One of the platform’s key technical advantages is the construction of a complete identity graph. Falcon Identity Protection analyzes relationships between users, groups, privileges, and resources, enabling the identification of hidden privilege escalation paths and attack scenarios that cannot be detected through isolated event analysis. As a result, IT and SOC teams gain not just a list of events, but contextual insight into how an attacker can move through the environment.
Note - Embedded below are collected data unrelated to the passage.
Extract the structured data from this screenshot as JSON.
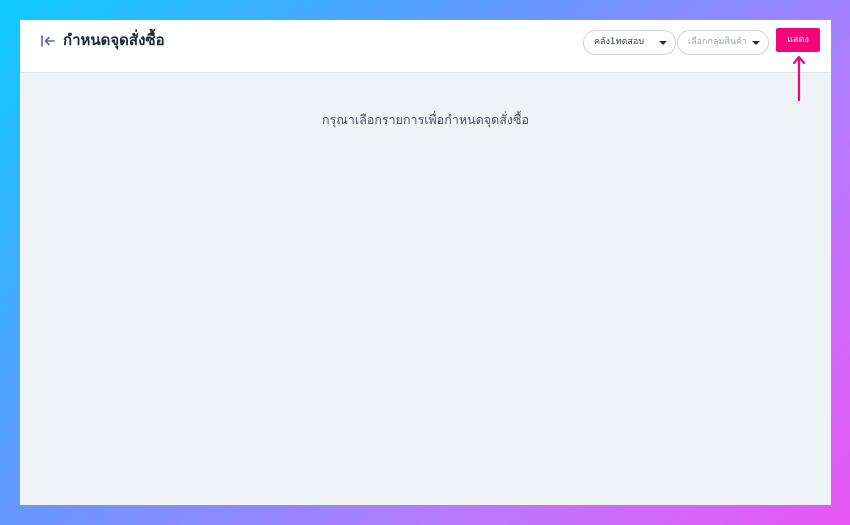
{
  "header": {
    "back_icon": "collapse-left-arrow-icon",
    "title": "กำหนดจุดสั่งซื้อ"
  },
  "filters": {
    "warehouse": {
      "value": "คลัง1ทดสอบ",
      "icon": "caret-down-icon"
    },
    "product_group": {
      "placeholder": "เลือกกลุ่มสินค้า",
      "icon": "caret-down-icon"
    },
    "show_label": "แสดง"
  },
  "main": {
    "empty_message": "กรุณาเลือกรายการเพื่อกำหนดจุดสั่งซื้อ"
  },
  "colors": {
    "accent": "#f4067b",
    "header_bg": "#ffffff",
    "content_bg": "#eff2f7",
    "title_text": "#1f2937",
    "annotation_arrow": "#f4067b"
  }
}
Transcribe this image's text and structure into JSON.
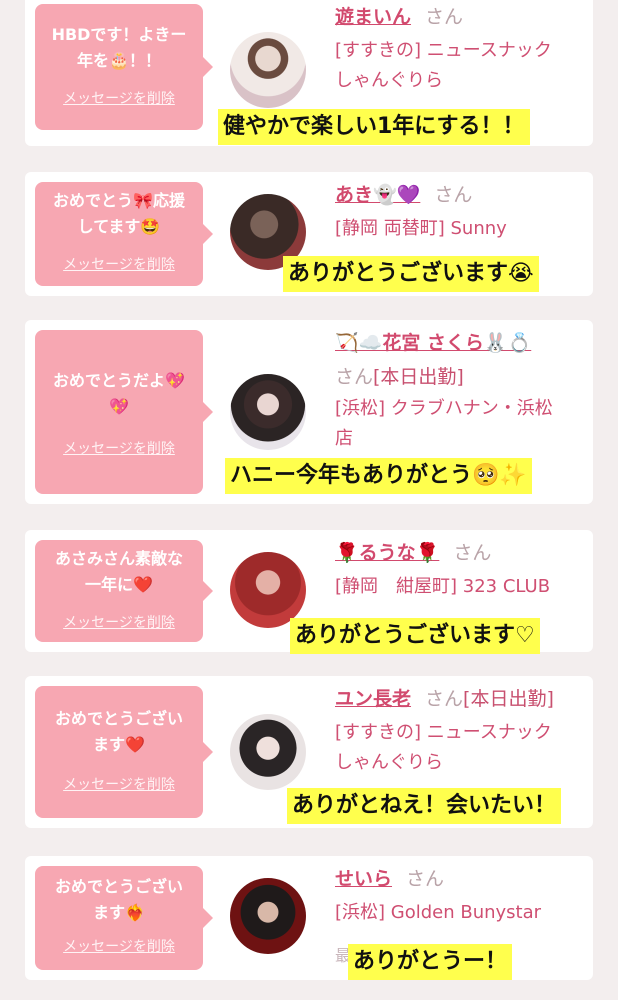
{
  "cards": [
    {
      "message_lines": [
        "HBDです！よきー",
        "年を🎂！！"
      ],
      "delete_label": "メッセージを削除",
      "name": "遊まいん",
      "suffix": "さん",
      "shop_lines": [
        "[すすきの] ニュースナック",
        "しゃんぐりら"
      ],
      "reply": "健やかで楽しい1年にする！！"
    },
    {
      "message_lines": [
        "おめでとう🎀応援",
        "してます🤩"
      ],
      "delete_label": "メッセージを削除",
      "name": "あき👻💜",
      "suffix": "さん",
      "shop_lines": [
        "[静岡 両替町] Sunny"
      ],
      "reply": "ありがとうございます😭"
    },
    {
      "message_lines": [
        "おめでとうだよ💖",
        "💖"
      ],
      "delete_label": "メッセージを削除",
      "name": "🏹☁️花宮 さくら🐰💍",
      "suffix": "さん",
      "status": "[本日出勤]",
      "shop_lines": [
        "[浜松] クラブハナン・浜松",
        "店"
      ],
      "reply": "ハニー今年もありがとう🥺✨"
    },
    {
      "message_lines": [
        "あさみさん素敵な",
        "一年に❤️"
      ],
      "delete_label": "メッセージを削除",
      "name": "🌹るうな🌹",
      "suffix": "さん",
      "shop_lines": [
        "[静岡　紺屋町] 323 CLUB"
      ],
      "reply": "ありがとうございます♡"
    },
    {
      "message_lines": [
        "おめでとうござい",
        "ます❤️"
      ],
      "delete_label": "メッセージを削除",
      "name": "ユン長老",
      "suffix": "さん",
      "status": "[本日出勤]",
      "shop_lines": [
        "[すすきの] ニュースナック",
        "しゃんぐりら"
      ],
      "reply": "ありがとねえ！会いたい！"
    },
    {
      "message_lines": [
        "おめでとうござい",
        "ます❤️‍🔥"
      ],
      "delete_label": "メッセージを削除",
      "name": "せいら",
      "suffix": "さん",
      "shop_lines": [
        "[浜松] Golden Bunystar"
      ],
      "reply": "ありがとうー！"
    }
  ]
}
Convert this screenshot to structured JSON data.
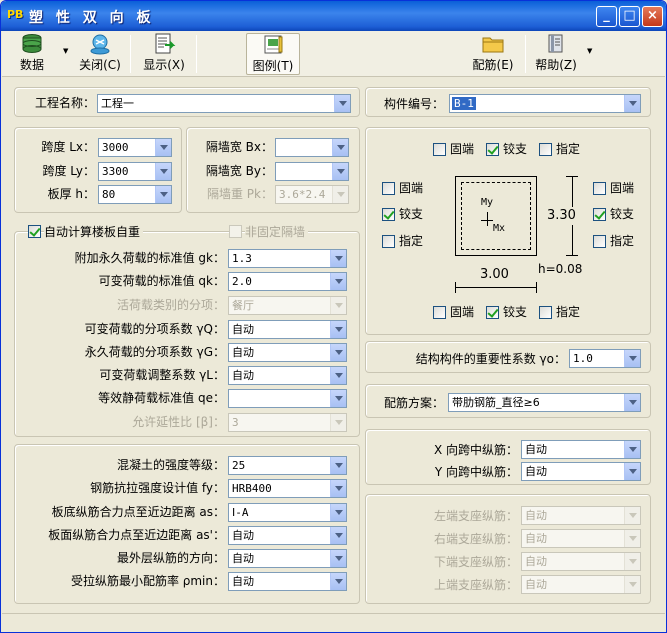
{
  "window": {
    "logo": "PB",
    "title": "塑 性 双 向 板",
    "min_glyph": "_",
    "max_glyph": "□",
    "close_glyph": "×"
  },
  "toolbar": {
    "data_label": "数据",
    "close_label": "关闭(C)",
    "display_label": "显示(X)",
    "legend_label": "图例(T)",
    "rebar_label": "配筋(E)",
    "help_label": "帮助(Z)"
  },
  "project": {
    "name_label": "工程名称：",
    "name_value": "工程一",
    "member_label": "构件编号：",
    "member_value": "B-1"
  },
  "dims": {
    "lx_label": "跨度 Lx：",
    "lx_value": "3000",
    "ly_label": "跨度 Ly：",
    "ly_value": "3300",
    "h_label": "板厚 h：",
    "h_value": "80"
  },
  "wall": {
    "bx_label": "隔墙宽 Bx：",
    "bx_value": "",
    "by_label": "隔墙宽 By：",
    "by_value": "",
    "pk_label": "隔墙重 Pk：",
    "pk_value": "3.6*2.4"
  },
  "supports": {
    "fixed": "固端",
    "pinned": "铰支",
    "specified": "指定",
    "my_label": "My",
    "mx_label": "Mx",
    "dim_y": "3.30",
    "dim_x": "3.00",
    "dim_h": "h=0.08"
  },
  "loads": {
    "auto_weight_label": "自动计算楼板自重",
    "non_fixed_wall_label": "非固定隔墙",
    "gk_label": "附加永久荷载的标准值 gk：",
    "gk_value": "1.3",
    "qk_label": "可变荷载的标准值 qk：",
    "qk_value": "2.0",
    "live_cat_label": "活荷载类别的分项：",
    "live_cat_value": "餐厅",
    "yq_label": "可变荷载的分项系数 γQ：",
    "yq_value": "自动",
    "yg_label": "永久荷载的分项系数 γG：",
    "yg_value": "自动",
    "yl_label": "可变荷载调整系数 γL：",
    "yl_value": "自动",
    "qe_label": "等效静荷载标准值 qe：",
    "qe_value": "",
    "beta_label": "允许延性比 [β]：",
    "beta_value": "3"
  },
  "importance": {
    "label": "结构构件的重要性系数 γo：",
    "value": "1.0"
  },
  "rebar_scheme": {
    "label": "配筋方案：",
    "value": "带肋钢筋_直径≥6"
  },
  "material": {
    "concrete_label": "混凝土的强度等级：",
    "concrete_value": "25",
    "fy_label": "钢筋抗拉强度设计值 fy：",
    "fy_value": "HRB400",
    "as_label": "板底纵筋合力点至近边距离 as：",
    "as_value": "Ⅰ-A",
    "as2_label": "板面纵筋合力点至近边距离 as'：",
    "as2_value": "自动",
    "dir_label": "最外层纵筋的方向：",
    "dir_value": "自动",
    "pmin_label": "受拉纵筋最小配筋率 ρmin：",
    "pmin_value": "自动"
  },
  "midspan": {
    "x_label": "X 向跨中纵筋：",
    "x_value": "自动",
    "y_label": "Y 向跨中纵筋：",
    "y_value": "自动"
  },
  "edge": {
    "left_label": "左端支座纵筋：",
    "left_value": "自动",
    "right_label": "右端支座纵筋：",
    "right_value": "自动",
    "bottom_label": "下端支座纵筋：",
    "bottom_value": "自动",
    "top_label": "上端支座纵筋：",
    "top_value": "自动"
  }
}
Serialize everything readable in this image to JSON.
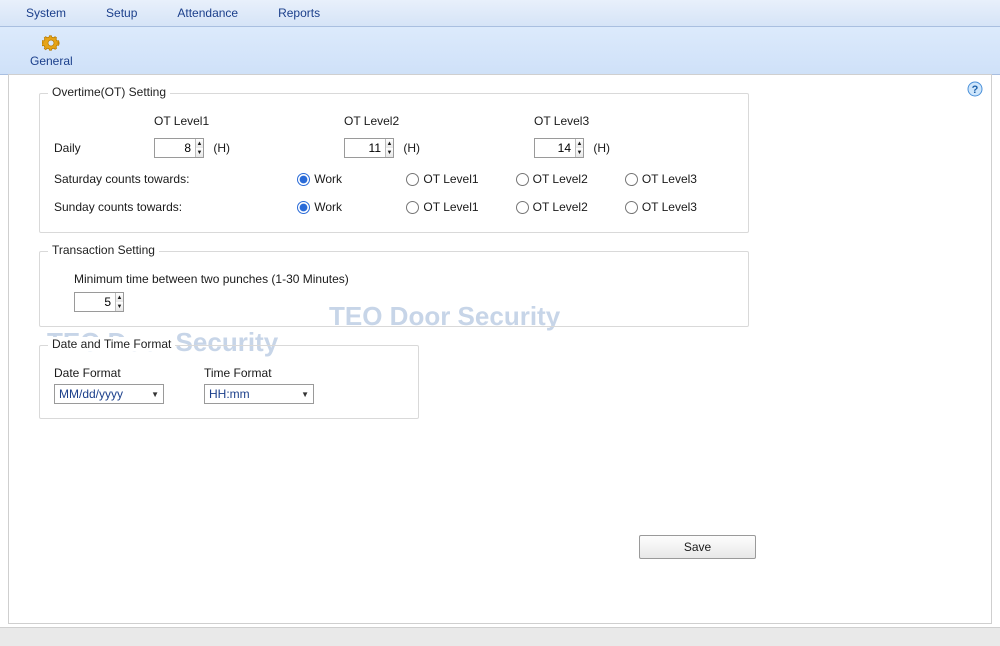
{
  "menu": {
    "items": [
      "System",
      "Setup",
      "Attendance",
      "Reports"
    ]
  },
  "toolbar": {
    "general": "General"
  },
  "overtime": {
    "legend": "Overtime(OT) Setting",
    "col1": "OT Level1",
    "col2": "OT Level2",
    "col3": "OT Level3",
    "daily_label": "Daily",
    "daily_v1": "8",
    "daily_v2": "11",
    "daily_v3": "14",
    "unit": "(H)",
    "sat_label": "Saturday counts towards:",
    "sun_label": "Sunday counts towards:",
    "opt_work": "Work",
    "opt_l1": "OT Level1",
    "opt_l2": "OT Level2",
    "opt_l3": "OT Level3"
  },
  "transaction": {
    "legend": "Transaction Setting",
    "label": "Minimum time between two punches (1-30 Minutes)",
    "value": "5"
  },
  "datetime": {
    "legend": "Date and Time Format",
    "date_label": "Date Format",
    "time_label": "Time Format",
    "date_value": "MM/dd/yyyy",
    "time_value": "HH:mm"
  },
  "buttons": {
    "save": "Save"
  },
  "watermark": "TEO Door Security"
}
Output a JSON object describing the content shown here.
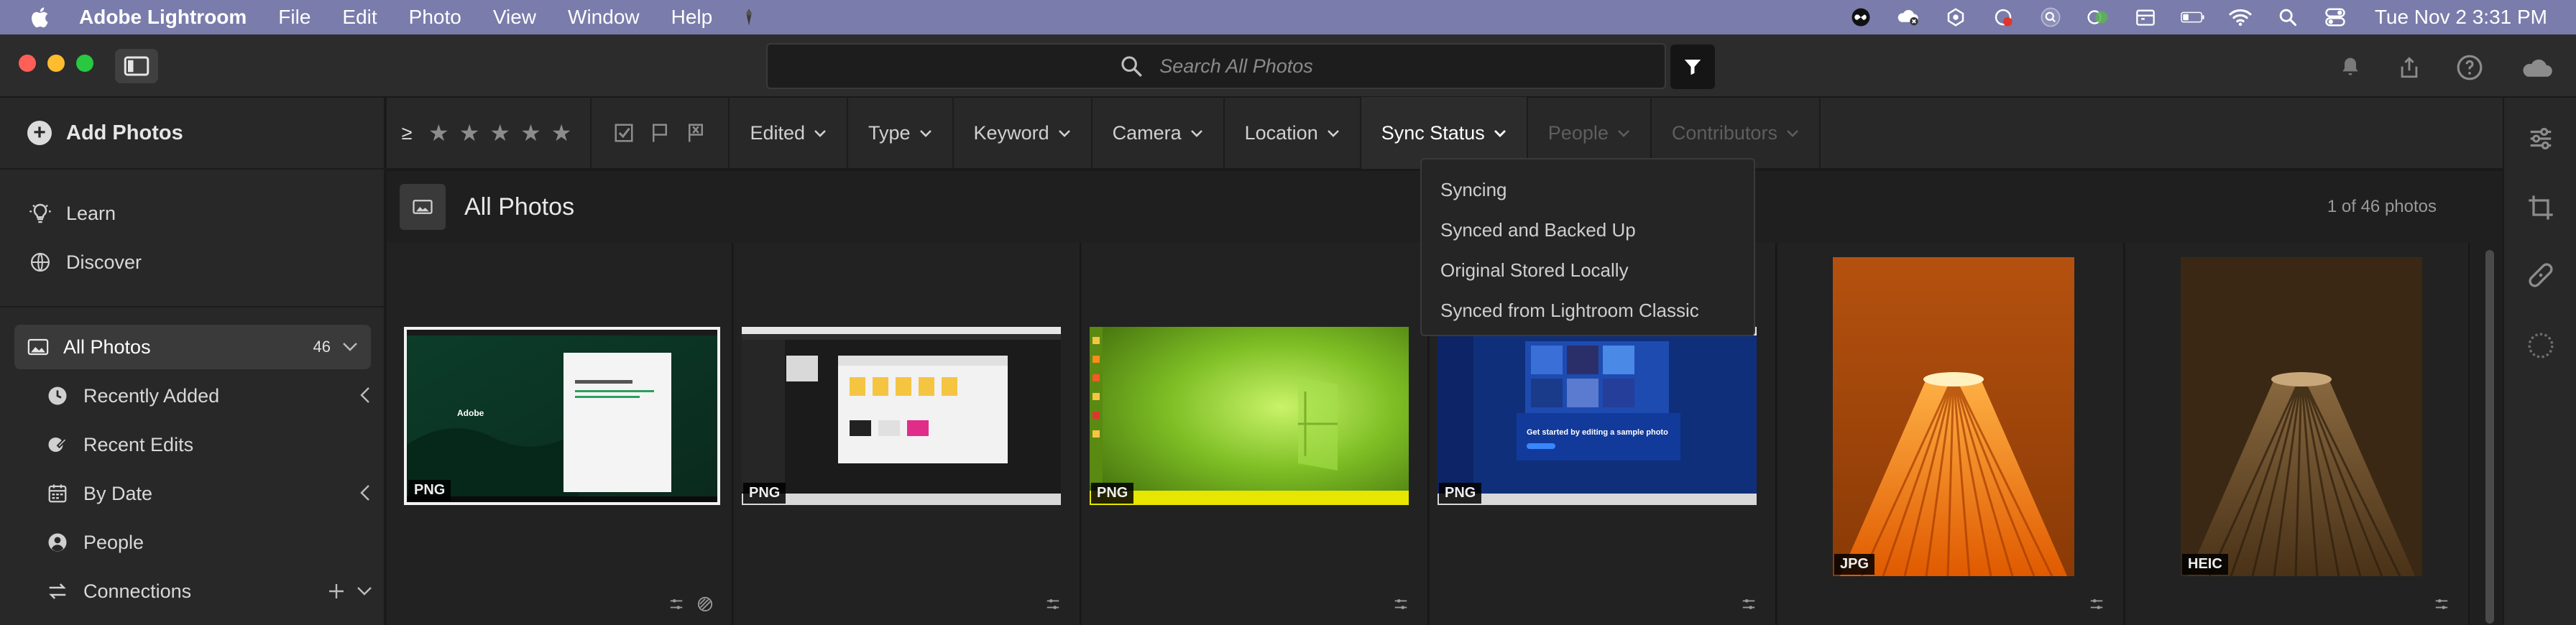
{
  "menubar": {
    "app_name": "Adobe Lightroom",
    "items": [
      "File",
      "Edit",
      "Photo",
      "View",
      "Window",
      "Help"
    ],
    "clock": "Tue Nov 2  3:31 PM"
  },
  "search": {
    "placeholder": "Search All Photos"
  },
  "sidebar": {
    "add_photos": "Add Photos",
    "learn": "Learn",
    "discover": "Discover",
    "all_photos": "All Photos",
    "all_photos_count": "46",
    "items": [
      {
        "label": "Recently Added",
        "icon": "clock-icon"
      },
      {
        "label": "Recent Edits",
        "icon": "edit-brush-icon"
      },
      {
        "label": "By Date",
        "icon": "calendar-icon"
      },
      {
        "label": "People",
        "icon": "person-icon"
      },
      {
        "label": "Connections",
        "icon": "connections-icon"
      }
    ]
  },
  "filterbar": {
    "rating_op": "≥",
    "items": [
      {
        "label": "Edited",
        "state": "normal"
      },
      {
        "label": "Type",
        "state": "normal"
      },
      {
        "label": "Keyword",
        "state": "normal"
      },
      {
        "label": "Camera",
        "state": "normal"
      },
      {
        "label": "Location",
        "state": "normal"
      },
      {
        "label": "Sync Status",
        "state": "active"
      },
      {
        "label": "People",
        "state": "disabled"
      },
      {
        "label": "Contributors",
        "state": "disabled"
      }
    ]
  },
  "dropdown": {
    "options": [
      "Syncing",
      "Synced and Backed Up",
      "Original Stored Locally",
      "Synced from Lightroom Classic"
    ]
  },
  "content": {
    "title": "All Photos",
    "count_text": "1 of 46 photos",
    "photos": [
      {
        "type": "PNG",
        "description": "adobe-signin-screenshot"
      },
      {
        "type": "PNG",
        "description": "file-explorer-screenshot"
      },
      {
        "type": "PNG",
        "description": "windows-wallpaper"
      },
      {
        "type": "PNG",
        "description": "lightroom-screenshot"
      },
      {
        "type": "JPG",
        "description": "orange-lampshade"
      },
      {
        "type": "HEIC",
        "description": "brown-lampshade"
      }
    ]
  },
  "colors": {
    "menubar_bg": "#7a7cab",
    "window_bg": "#282828",
    "content_bg": "#1f1f1f",
    "close": "#fe5f57",
    "minimize": "#febc2e",
    "maximize": "#28c840"
  }
}
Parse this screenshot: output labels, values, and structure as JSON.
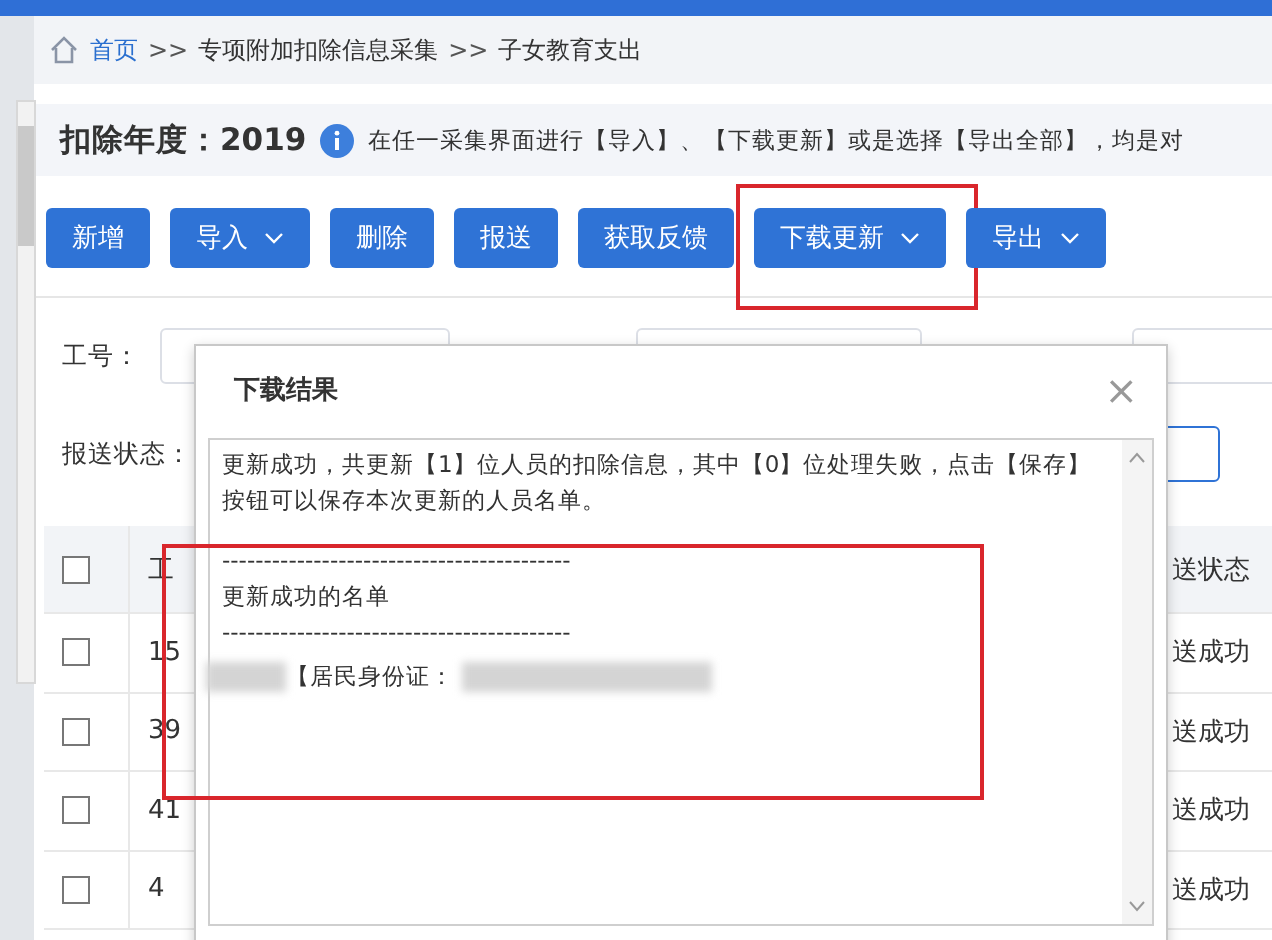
{
  "breadcrumb": [
    {
      "kind": "link",
      "label": "首页"
    },
    {
      "kind": "separator",
      "label": ">>"
    },
    {
      "kind": "text",
      "label": "专项附加扣除信息采集"
    },
    {
      "kind": "separator",
      "label": ">>"
    },
    {
      "kind": "text",
      "label": "子女教育支出"
    }
  ],
  "year_bar": {
    "label": "扣除年度：2019",
    "notice": "在任一采集界面进行【导入】、【下载更新】或是选择【导出全部】，均是对"
  },
  "toolbar": [
    {
      "label": "新增",
      "dropdown": false,
      "highlighted": false
    },
    {
      "label": "导入",
      "dropdown": true,
      "highlighted": false
    },
    {
      "label": "删除",
      "dropdown": false,
      "highlighted": false
    },
    {
      "label": "报送",
      "dropdown": false,
      "highlighted": false
    },
    {
      "label": "获取反馈",
      "dropdown": false,
      "highlighted": false
    },
    {
      "label": "下载更新",
      "dropdown": true,
      "highlighted": true
    },
    {
      "label": "导出",
      "dropdown": true,
      "highlighted": false
    }
  ],
  "filters": [
    {
      "label": "工号："
    },
    {
      "label": "报送状态："
    }
  ],
  "table": {
    "header_checked": false,
    "columns": [
      "工",
      "送状态"
    ],
    "rows": [
      {
        "checked": false,
        "column_1": "15",
        "column_2": "送成功"
      },
      {
        "checked": false,
        "column_1": "39",
        "column_2": "送成功"
      },
      {
        "checked": false,
        "column_1": "41",
        "column_2": "送成功"
      },
      {
        "checked": false,
        "column_1": "4",
        "column_2": "送成功"
      }
    ]
  },
  "dialog": {
    "title": "下载结果",
    "close": "×",
    "message": "更新成功，共更新【1】位人员的扣除信息，其中【0】位处理失败，点击【保存】按钮可以保存本次更新的人员名单。",
    "divider_1": "------------------------------------------",
    "list_title": "更新成功的名单",
    "divider_2": "------------------------------------------",
    "entry_label": "【居民身份证：",
    "list_highlighted": true
  }
}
The platform leverages artificial intelligence and machine learning–based analytics to detect anomalous account behavior. Specifically, it can identify atypical login patterns, attempts at lateral movement, abnormal use of privileged accounts, suspicious changes in security group membership, and unusual queries to domain controllers. This approach enables the detection of attacks at early stages, before an attacker gains persistent control over the domain.
Falcon Identity Protection also supports continuous monitoring of changes within Active Directory. Any modifications to access rights, creation or alteration of accounts, changes to group policies, and privilege adjustments are captured with full contextual information. This significantly simplifies auditing, incident investigation, and root cause analysis of compromises. Importantly, the platform does not merely alert on incidents, but also provides clear visibility into which specific accounts and resources are at risk.
Support for hybrid environments plays a critical role as well. Falcon Identity Protection operates across both on-premises Active Directory and cloud-based identities, including Microsoft Entra ID environments. This enables organizations to control access and monitor identity behavior within a unified context, which is especially important for companies with distributed or partially cloud-based infrastructures.
From a technical perspective, CrowdStrike’s solution complements EDR and SIEM by focusing specifically on identities as the primary attack surface. Integration with the CrowdStrike Falcon ecosystem enables event correlation across endpoints, identities, and other security components, improving detection accuracy and reducing response times.
For this reason, protecting every account is critical. It does not matter whether the account belongs to a system process or to a regular employee, such as a warehouse worker or a driver. Every account in Active Directory represents a potential point of compromise and can be used as an initial foothold for an attack. CrowdStrike Identity Threat Protection enables comprehensive protection of Active Directory across the organization, regardless of account type or privilege level.
Active Directory is a critically important service that underlies access to all corporate resources. Its ubiquity and deep integration make AD both an indispensable and vulnerable element of infrastructure.
Modern threats show that Active Directory security can no longer be considered a secondary technical task. Protecting identities, analyzing privileges, and controlling account behavior become key factors for business cyber resilience. This approach is realized in CrowdStrike Falcon Identity Protection, which allows maintaining control over Active Directory, reducing attack detection time, and minimizing the risks of large-scale incidents.